Nowadays, when cannabis has finally received its legality, people would expect a little more advertisement in media.
Moreover, last year, Colorado witnessed a 15-second advertisement of cannabis vape pens pulled by the license holder of the Denver station. This back off was a major surprise to the marketing agency that designed the ad. The agency kept to all formal requirements and complied with the state law that required the spot to be shown during a broadcast time for the primary adult audience. Besides, the spot did not even have any marijuana itself or people consuming it explicitly showed.
The question why exactly the channel canceled the ad was unanswered. The only reason for the cancellation was the statement that the federal regulations were not clear on the matter involving such advertisements.
In fact, the legality of advertising cannabis products remains somewhat obscure in the states that have already legalized weed.

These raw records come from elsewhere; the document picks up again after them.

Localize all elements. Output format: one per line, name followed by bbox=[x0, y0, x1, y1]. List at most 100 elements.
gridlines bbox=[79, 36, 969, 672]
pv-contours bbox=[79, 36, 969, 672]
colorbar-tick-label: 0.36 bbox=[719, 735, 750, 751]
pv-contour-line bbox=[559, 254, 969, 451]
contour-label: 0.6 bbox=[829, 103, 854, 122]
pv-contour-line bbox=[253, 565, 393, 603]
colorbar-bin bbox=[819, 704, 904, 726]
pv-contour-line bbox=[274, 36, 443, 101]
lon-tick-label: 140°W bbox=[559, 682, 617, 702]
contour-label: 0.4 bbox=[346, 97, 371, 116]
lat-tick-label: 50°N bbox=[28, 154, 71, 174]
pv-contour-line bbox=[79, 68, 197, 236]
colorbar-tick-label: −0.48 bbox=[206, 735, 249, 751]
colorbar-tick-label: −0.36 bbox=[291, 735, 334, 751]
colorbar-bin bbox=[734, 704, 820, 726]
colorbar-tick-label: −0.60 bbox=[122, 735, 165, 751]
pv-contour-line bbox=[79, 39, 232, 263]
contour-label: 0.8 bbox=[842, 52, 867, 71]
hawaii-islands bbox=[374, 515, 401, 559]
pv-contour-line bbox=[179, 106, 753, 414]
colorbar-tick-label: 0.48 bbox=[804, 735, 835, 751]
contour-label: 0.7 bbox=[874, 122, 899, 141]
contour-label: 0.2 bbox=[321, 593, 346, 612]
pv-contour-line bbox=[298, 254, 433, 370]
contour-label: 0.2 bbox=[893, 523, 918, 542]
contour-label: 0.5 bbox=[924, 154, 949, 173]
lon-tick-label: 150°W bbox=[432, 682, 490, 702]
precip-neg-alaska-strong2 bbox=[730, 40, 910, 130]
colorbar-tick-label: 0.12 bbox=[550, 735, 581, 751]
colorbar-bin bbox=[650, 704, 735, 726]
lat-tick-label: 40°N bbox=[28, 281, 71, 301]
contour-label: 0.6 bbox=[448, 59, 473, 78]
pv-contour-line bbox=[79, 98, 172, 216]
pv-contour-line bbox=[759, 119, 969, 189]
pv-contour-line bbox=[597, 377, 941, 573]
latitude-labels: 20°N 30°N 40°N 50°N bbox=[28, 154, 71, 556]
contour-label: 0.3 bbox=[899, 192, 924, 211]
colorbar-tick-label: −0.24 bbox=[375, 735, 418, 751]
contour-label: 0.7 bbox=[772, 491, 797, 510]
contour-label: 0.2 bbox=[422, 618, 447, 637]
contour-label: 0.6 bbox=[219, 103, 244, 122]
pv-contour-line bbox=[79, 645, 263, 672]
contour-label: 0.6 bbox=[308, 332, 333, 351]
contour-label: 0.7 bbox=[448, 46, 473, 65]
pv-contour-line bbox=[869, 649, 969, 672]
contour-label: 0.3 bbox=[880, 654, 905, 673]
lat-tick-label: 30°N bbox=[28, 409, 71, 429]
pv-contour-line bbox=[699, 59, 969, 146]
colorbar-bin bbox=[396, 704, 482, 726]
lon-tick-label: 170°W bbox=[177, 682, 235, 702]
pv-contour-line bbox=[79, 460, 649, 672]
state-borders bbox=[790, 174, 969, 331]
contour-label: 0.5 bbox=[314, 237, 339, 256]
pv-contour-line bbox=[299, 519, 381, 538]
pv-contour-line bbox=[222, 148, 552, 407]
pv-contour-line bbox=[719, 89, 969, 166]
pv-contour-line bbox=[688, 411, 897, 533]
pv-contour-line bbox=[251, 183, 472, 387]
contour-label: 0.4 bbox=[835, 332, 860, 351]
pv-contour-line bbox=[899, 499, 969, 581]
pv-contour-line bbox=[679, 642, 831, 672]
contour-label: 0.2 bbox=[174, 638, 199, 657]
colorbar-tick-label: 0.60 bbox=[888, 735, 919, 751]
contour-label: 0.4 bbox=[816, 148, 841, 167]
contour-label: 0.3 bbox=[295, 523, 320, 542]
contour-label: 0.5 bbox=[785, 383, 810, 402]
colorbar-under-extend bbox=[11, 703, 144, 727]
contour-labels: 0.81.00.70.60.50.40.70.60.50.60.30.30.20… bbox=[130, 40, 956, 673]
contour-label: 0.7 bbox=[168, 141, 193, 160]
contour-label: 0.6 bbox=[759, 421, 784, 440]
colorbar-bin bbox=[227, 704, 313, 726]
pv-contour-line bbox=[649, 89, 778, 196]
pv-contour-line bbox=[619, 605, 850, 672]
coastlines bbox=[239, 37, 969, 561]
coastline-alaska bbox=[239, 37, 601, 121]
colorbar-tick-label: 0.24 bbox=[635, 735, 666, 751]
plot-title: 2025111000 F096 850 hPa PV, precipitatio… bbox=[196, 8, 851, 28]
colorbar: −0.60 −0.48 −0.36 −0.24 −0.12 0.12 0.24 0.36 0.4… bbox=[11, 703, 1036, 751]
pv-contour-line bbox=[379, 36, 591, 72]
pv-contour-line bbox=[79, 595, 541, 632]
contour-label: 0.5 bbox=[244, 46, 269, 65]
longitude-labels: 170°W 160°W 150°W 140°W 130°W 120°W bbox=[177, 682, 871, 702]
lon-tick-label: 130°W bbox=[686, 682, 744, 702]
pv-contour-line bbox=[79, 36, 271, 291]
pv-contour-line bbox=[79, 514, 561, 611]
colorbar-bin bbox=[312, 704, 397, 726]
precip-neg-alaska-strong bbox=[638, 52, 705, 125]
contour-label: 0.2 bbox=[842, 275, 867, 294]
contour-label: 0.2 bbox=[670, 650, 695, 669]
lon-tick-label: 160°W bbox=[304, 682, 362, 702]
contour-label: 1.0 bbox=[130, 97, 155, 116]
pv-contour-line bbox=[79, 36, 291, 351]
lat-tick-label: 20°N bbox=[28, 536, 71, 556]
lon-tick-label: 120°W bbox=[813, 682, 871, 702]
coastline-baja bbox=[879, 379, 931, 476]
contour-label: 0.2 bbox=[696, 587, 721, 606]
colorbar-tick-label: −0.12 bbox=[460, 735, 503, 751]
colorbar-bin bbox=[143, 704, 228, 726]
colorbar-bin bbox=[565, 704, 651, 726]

The state law develops very fast and may allow the broadcast of cannabis ads, but unfortunately, the federal law still has a different perspective. The latter clearly says that the advertising of Schedule I drugs is a felony that may result in a weighty monetary fine and even imprisonment. From this perspective, advertising marijuana looks the same as advertising heroin. Obviously, the development of cannabis-involved broadcasting cannot move forward with the current controversy of laws.
Over the past year, the federal authorities changed their approach to a “hands-off” one. While they may look the other way from cannabis advertisements in the states with legalized weed, few channels are eager to take the risk. You never know when the federal approach will change—broadcasters simply do not want to end up without a license.
Lately, many stations have been approached with the offer to broadcast a spot that involves weed in some way. Many of them consulted a famous media lawyer Kathleen Kirby on the question. Kirby explains the cloudy issue of the ads' legality to all her clients. Kirby cautions that a prosecutor may cause some troubles, and the stations may have issues with renewing the license. As of now, none of her clients decided to take the risk and show the first cannabis advertisement on TV.
Hilary Bricken, an attorney at Canna Law Group, says that the reward of showing a cannabis promo is too low for the stations to risk it. In reality, the biggest issue of the lack of marijuana advertising may be money. If stations saw a big profit in cannabis spots, some of them would act and think about the consequences later.
At any rate, the best way to promote cannabis advertising is to make amendments to the law.
Earlier this month, Sacramento Superior Court saw a lawsuit that challenges certain statements of Proposition 64. The lawsuit demands the removal of what was described as "false and/or misleading statements" from the ballot arguments. The efforts to change the law have been already made. However, we still cannot say when and if at all the changes will take place. All we know is that it is a long process, and the first weed advertisement on TV is not to be expected anytime soon.